A vida é sábia e justa. Faz sempre o melhor possível com o mínimo esforço, segundo os elementos de que dispõe, dados pelo grau evolutivo de cada povo. Ela não pode dar-lhe uma forma de governo superior ao que este pode compreender. Como pode o cérebro evoluir por si só, em formas superiores, se paralelamente não evolui todo o corpo? Tudo é conexo e interdependente em uma nação. Méritos e culpas não constituem jamais um fato isolado. Só um povo de santos poderia pretender um governo de santo. A involução é de todas as partes e quem acusa usa os métodos do acusado. egoísmo está presente em todos. Dirigentes e dependentes estão habituados a considerar-se falsos e inimigos. Todos são adestrados para combater uns contra os outros. As nações não se fabricam com poucos homens dirigentes, mas com as forças espirituais das massas. O que se pode pretender se tudo se baseia na força, no direito de conquistar e não na compreensão, disciplina e colaboração? Que admira, pois, que em um tal mundo, que haja conseguido, só Deus sabe com que esforço, conquistar um poder ou um posto qualquer de autoridade, não seja levado a pôr em primeiro plano o gozo do prêmio das próprias fadigas? A defesa de Infinitos rivais custa não pouco trabalho. A empresa é arriscada, a posição incerta. Como se pode, ao invés de procurar aproveitar-se logo, pensar no bem do povo e no exercício de uma função-missão? Isto exigiria uma estabilidade, um respeito, uma compreensão, uma consciência que o homem atual nem mesmo imagina ainda. Ao contrário só a força comanda. Se existe um poder forte, então há ordem, mas ela se chama tirania e sujeição. Se ele se desagrega todos se sentem livres e então surge a desordem, a luta, o caos.

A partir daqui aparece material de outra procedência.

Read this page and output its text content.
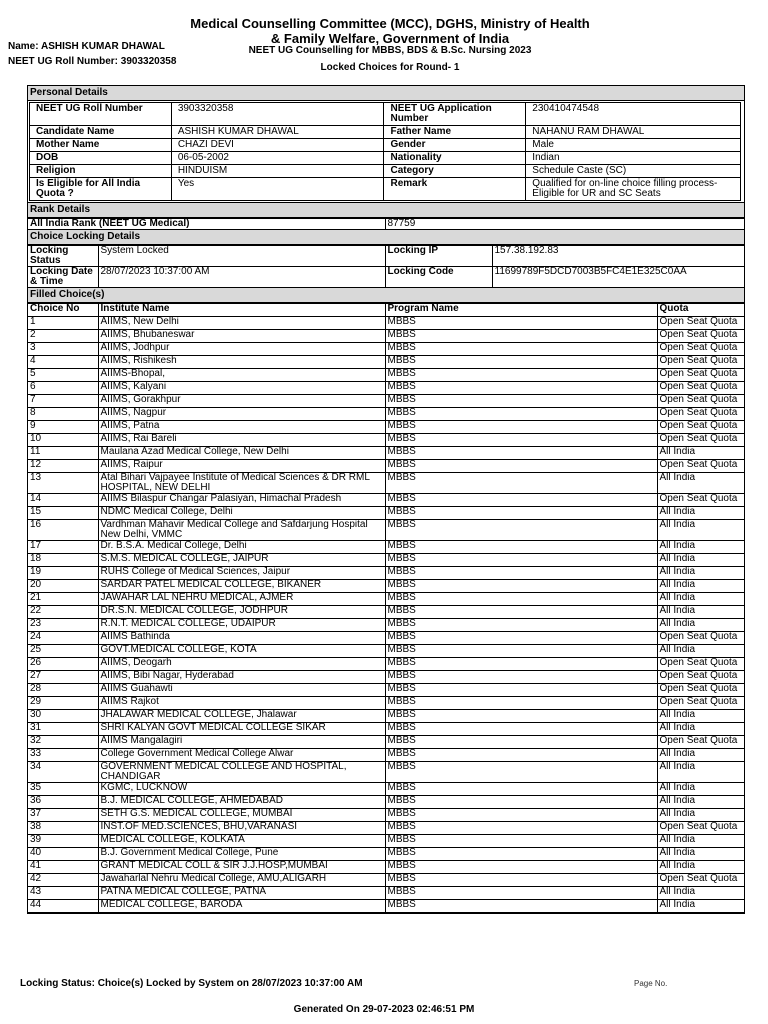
Name: ASHISH KUMAR DHAWAL
NEET UG Roll Number: 3903320358
Medical Counselling Committee (MCC), DGHS, Ministry of Health & Family Welfare, Government of India
NEET UG Counselling for MBBS, BDS & B.Sc. Nursing 2023
Locked Choices for Round- 1
Personal Details
NEET UG Roll Number	3903320358	NEET UG Application Number	230410474548
Candidate Name	ASHISH KUMAR DHAWAL	Father Name	NAHANU RAM DHAWAL
Mother Name	CHAZI DEVI	Gender	Male
DOB	06-05-2002	Nationality	Indian
Religion	HINDUISM	Category	Schedule Caste (SC)
Is Eligible for All India Quota ?	Yes	Remark	Qualified for on-line choice filling process-Eligible for UR and SC Seats
Rank Details
All India Rank (NEET UG Medical)	87759
Choice Locking Details
Locking Status	System Locked	Locking IP	157.38.192.83
Locking Date & Time	28/07/2023 10:37:00 AM	Locking Code	11699789F5DCD7003B5FC4E1E325C0AA
Filled Choice(s)
Choice No	Institute Name	Program Name	Quota
1	AIIMS, New Delhi	MBBS	Open Seat Quota
2	AIIMS, Bhubaneswar	MBBS	Open Seat Quota
3	AIIMS, Jodhpur	MBBS	Open Seat Quota
4	AIIMS, Rishikesh	MBBS	Open Seat Quota
5	AIIMS-Bhopal,	MBBS	Open Seat Quota
6	AIIMS, Kalyani	MBBS	Open Seat Quota
7	AIIMS, Gorakhpur	MBBS	Open Seat Quota
8	AIIMS, Nagpur	MBBS	Open Seat Quota
9	AIIMS, Patna	MBBS	Open Seat Quota
10	AIIMS, Rai Bareli	MBBS	Open Seat Quota
11	Maulana Azad Medical College, New Delhi	MBBS	All India
12	AIIMS, Raipur	MBBS	Open Seat Quota
13	Atal Bihari Vajpayee Institute of Medical Sciences & DR RML HOSPITAL, NEW DELHI	MBBS	All India
14	AIIMS Bilaspur Changar Palasiyan, Himachal Pradesh	MBBS	Open Seat Quota
15	NDMC Medical College, Delhi	MBBS	All India
16	Vardhman Mahavir Medical College and Safdarjung Hospital New Delhi, VMMC	MBBS	All India
17	Dr. B.S.A. Medical College, Delhi	MBBS	All India
18	S.M.S. MEDICAL COLLEGE, JAIPUR	MBBS	All India
19	RUHS College of Medical Sciences, Jaipur	MBBS	All India
20	SARDAR PATEL MEDICAL COLLEGE, BIKANER	MBBS	All India
21	JAWAHAR LAL NEHRU MEDICAL, AJMER	MBBS	All India
22	DR.S.N. MEDICAL COLLEGE, JODHPUR	MBBS	All India
23	R.N.T. MEDICAL COLLEGE, UDAIPUR	MBBS	All India
24	AIIMS Bathinda	MBBS	Open Seat Quota
25	GOVT.MEDICAL COLLEGE, KOTA	MBBS	All India
26	AIIMS, Deogarh	MBBS	Open Seat Quota
27	AIIMS, Bibi Nagar, Hyderabad	MBBS	Open Seat Quota
28	AIIMS Guahawti	MBBS	Open Seat Quota
29	AIIMS Rajkot	MBBS	Open Seat Quota
30	JHALAWAR MEDICAL COLLEGE, Jhalawar	MBBS	All India
31	SHRI KALYAN GOVT MEDICAL COLLEGE SIKAR	MBBS	All India
32	AIIMS Mangalagiri	MBBS	Open Seat Quota
33	College Government Medical College Alwar	MBBS	All India
34	GOVERNMENT MEDICAL COLLEGE AND HOSPITAL, CHANDIGAR	MBBS	All India
35	KGMC, LUCKNOW	MBBS	All India
36	B.J. MEDICAL COLLEGE, AHMEDABAD	MBBS	All India
37	SETH G.S. MEDICAL COLLEGE, MUMBAI	MBBS	All India
38	INST.OF MED.SCIENCES, BHU,VARANASI	MBBS	Open Seat Quota
39	MEDICAL COLLEGE, KOLKATA	MBBS	All India
40	B.J. Government Medical College, Pune	MBBS	All India
41	GRANT MEDICAL COLL & SIR J.J.HOSP,MUMBAI	MBBS	All India
42	Jawaharlal Nehru Medical College, AMU,ALIGARH	MBBS	Open Seat Quota
43	PATNA MEDICAL COLLEGE, PATNA	MBBS	All India
44	MEDICAL COLLEGE, BARODA	MBBS	All India
Locking Status: Choice(s) Locked by System on 28/07/2023 10:37:00 AM	Page No.
Generated On 29-07-2023 02:46:51 PM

Como se pode pretender que uma disciplina social possa agir, nesta fase evolutiva, sem um absolutismo que se imponha pela força? Bela seria realmente uma ordem de seres livres!

Mas para isto o homem de hoje está ainda absolutamente imaturo. A disciplina social necessária à  vida das nações, qualquer seja o seu regime de governo, não se pode obter na fase atual de civilização pelas vias da liberdade da consciência, mas somente por meio da coação. A força é um elemento necessário a educação do homem inferior, incapaz de compreender outro meio. Por isto a vida ainda a admite, mas não admite mais o amanhã, com o homem evoluído. É elemento necessário hoje, porque a disciplina, em qualquer organização de elementos, quer se trate de homens, de átomos ou estrelas, é indispensável. Todo o universo não nos dá um exemplo patente?